Dave Loecke | Herbicide Product Manager,
PBI-Gordon Corp.

Healthy turf is your best defense against weeds, and selecting the right product for the job is critical. It’s important to know and understand your target weeds, and equally important to understand the herbicide technology and application timing for optimum results. Different weeds are better controlled at different times of year and growth stages. You need to understand both the weed you’re fighting and the tools you have to fight it.

Michael Prudhomme| Consultant/Specialty
Business, SipcamAdvan

Timing! Other aspects are important, but if you miss the timing, you’re not going to achieve the objective, nor will you get a good return on your investment. Failing to achieve the original objective usually leads to additional unplanned applications and costs, and with some weeds you don’t get a second chance. With pre-emergent herbicides it’s critical to apply and get activation from moisture prior to weed germination. It’s also important not to apply too far ahead of germination so that the residual control plays out prematurely. With postemergent herbicides, application timing for the correct weed size is absolutely critical for control. Herbicide labels are good about defining maximum weed size controlled, as well as the duration and application timing for pre-emergent products. Pay attention to herbicide rate ranges, which can provide additional flexibility for your timing.

Kyle Miller | Senior Market Development
Specialist, BASF

I have two recommendations you should keep in mind when forming a weed control program. Know what weed control solutions are available and schedule herbicide applications. In the last five years, several new herbicides have been introduced into the market. It’s critical for you to stay abreast on the latest technologies to understand what’s available for which weeds. Secondly, don’t wait until you have a weed problem to figure out what needs to be done. Make sure to schedule your herbicide applications in advance. Knowing what weeds have occurred in the past allows you to apply preventive applications versus curative applications.

Laurence Mudge | Manager,
Green Solutions Team, Bayer

Proper weed identification is critical in forming a weed control program. Modern turf herbicides aren’t necessarily broad-spectrum and may not control the problematic weeds on your course. Weeds aren’t susceptible to all herbicides. Many herbicides are effective on grassy weeds, but may not be that effective on broadleaf weeds, and the reverse is also true. In addition, annual weeds tend to be easier to control than perennial weeds, and this impacts what the weed control should be. We recommend a broad-spectrum, pre- and postemergent herbicide program for optimal control of problem weeds.

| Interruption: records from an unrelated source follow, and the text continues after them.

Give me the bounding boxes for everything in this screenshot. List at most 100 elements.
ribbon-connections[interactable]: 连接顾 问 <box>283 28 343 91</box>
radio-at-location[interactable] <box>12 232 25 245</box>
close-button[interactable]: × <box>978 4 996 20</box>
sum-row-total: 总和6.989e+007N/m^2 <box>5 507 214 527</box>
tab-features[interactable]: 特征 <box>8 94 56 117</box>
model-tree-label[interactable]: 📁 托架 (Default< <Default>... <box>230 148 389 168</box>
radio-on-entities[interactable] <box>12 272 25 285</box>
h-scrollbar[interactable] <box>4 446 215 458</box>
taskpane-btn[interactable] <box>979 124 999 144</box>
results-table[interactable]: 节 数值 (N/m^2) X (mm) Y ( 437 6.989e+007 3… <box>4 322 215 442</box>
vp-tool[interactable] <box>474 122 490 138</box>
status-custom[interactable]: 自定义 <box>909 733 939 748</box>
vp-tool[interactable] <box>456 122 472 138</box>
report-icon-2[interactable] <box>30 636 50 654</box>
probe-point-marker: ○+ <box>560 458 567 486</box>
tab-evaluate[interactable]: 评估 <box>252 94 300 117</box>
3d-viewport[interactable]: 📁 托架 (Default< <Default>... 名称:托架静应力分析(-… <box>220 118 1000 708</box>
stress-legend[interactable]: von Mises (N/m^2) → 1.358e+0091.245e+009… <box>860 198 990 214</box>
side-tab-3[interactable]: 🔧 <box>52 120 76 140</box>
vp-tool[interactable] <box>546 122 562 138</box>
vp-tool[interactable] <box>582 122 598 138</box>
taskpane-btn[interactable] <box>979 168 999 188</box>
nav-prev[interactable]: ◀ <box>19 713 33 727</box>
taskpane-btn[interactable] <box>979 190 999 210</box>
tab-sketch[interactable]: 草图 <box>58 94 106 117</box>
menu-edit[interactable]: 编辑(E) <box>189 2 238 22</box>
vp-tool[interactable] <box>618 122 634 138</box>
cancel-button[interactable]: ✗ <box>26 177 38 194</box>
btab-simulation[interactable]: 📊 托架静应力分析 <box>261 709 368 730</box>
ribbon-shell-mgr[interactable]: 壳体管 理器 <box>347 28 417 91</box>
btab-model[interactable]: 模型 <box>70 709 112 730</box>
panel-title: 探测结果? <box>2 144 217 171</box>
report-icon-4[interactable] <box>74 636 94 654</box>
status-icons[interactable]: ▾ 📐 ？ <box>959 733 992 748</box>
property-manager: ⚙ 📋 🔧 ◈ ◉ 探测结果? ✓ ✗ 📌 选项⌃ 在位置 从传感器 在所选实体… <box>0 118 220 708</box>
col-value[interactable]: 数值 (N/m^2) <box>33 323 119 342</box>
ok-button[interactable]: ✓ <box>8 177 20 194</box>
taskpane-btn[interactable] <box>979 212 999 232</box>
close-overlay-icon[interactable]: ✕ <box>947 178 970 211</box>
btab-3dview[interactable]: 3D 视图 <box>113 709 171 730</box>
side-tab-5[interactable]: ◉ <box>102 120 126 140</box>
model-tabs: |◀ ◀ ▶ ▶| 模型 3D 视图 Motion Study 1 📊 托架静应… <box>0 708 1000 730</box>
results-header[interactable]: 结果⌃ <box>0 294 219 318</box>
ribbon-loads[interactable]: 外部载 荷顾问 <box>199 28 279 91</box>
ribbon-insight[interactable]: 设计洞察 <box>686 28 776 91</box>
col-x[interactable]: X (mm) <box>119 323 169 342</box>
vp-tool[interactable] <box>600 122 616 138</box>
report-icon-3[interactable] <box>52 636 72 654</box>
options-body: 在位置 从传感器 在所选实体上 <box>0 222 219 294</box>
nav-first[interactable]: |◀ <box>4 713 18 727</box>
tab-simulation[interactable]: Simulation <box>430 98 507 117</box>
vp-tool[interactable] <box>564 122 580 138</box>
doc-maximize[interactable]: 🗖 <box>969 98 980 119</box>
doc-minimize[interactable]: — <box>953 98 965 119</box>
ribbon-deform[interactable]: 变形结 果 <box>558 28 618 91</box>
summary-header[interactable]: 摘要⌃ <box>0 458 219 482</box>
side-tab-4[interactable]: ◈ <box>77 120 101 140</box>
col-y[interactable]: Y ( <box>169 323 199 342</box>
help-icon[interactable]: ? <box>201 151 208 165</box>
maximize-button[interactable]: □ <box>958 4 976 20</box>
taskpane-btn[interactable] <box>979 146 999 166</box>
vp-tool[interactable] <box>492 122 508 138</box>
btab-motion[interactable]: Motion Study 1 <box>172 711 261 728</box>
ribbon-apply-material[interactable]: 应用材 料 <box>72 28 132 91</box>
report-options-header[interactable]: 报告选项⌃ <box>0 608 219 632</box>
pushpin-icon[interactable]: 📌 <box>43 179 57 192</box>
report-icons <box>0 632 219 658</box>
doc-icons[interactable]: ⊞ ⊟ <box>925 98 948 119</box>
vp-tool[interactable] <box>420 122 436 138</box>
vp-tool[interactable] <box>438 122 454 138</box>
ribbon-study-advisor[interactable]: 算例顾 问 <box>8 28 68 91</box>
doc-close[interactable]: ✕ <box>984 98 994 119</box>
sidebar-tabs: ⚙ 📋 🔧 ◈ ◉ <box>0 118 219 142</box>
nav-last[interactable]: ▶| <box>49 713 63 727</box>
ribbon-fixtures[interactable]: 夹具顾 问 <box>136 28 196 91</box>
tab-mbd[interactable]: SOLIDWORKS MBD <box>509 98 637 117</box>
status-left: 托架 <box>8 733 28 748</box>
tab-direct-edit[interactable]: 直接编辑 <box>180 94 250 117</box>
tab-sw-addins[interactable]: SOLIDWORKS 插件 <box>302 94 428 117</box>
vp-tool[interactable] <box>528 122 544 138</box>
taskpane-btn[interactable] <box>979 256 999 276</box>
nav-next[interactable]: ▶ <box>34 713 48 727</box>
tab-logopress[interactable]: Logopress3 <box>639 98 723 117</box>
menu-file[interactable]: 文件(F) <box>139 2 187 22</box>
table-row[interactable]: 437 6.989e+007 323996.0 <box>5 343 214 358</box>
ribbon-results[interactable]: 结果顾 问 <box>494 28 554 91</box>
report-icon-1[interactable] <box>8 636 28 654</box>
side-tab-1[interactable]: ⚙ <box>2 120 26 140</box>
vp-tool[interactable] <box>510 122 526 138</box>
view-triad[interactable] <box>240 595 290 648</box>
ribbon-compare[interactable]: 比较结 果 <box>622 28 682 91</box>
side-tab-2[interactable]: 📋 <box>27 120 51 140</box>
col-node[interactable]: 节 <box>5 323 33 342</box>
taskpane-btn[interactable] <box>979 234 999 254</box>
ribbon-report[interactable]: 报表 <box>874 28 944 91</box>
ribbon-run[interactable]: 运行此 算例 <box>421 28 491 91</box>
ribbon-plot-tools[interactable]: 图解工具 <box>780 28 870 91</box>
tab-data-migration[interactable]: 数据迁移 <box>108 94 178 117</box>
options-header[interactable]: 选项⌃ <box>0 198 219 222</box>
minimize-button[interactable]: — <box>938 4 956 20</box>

Dean Mosdell | Western Field Technical Manager, Syngenta

Correct identification of weeds is essential for effective weed control. Are you trying to control annuals or perennials? What is their life cycle? You also need to assess why you have weeds. Oftentimes, environmental imbalances can prevent a dense turf canopy, which is the best defense against weeds. Several factors can cause thinning turf, such as poor drainage, fertilization levels, mowing height, soil compaction or shade. To control weeds, an agronomic program with appropriate cultural practices and strategic herbicide selection will help you create healthy turf without overreliance on herbicides, which can lead to resistance.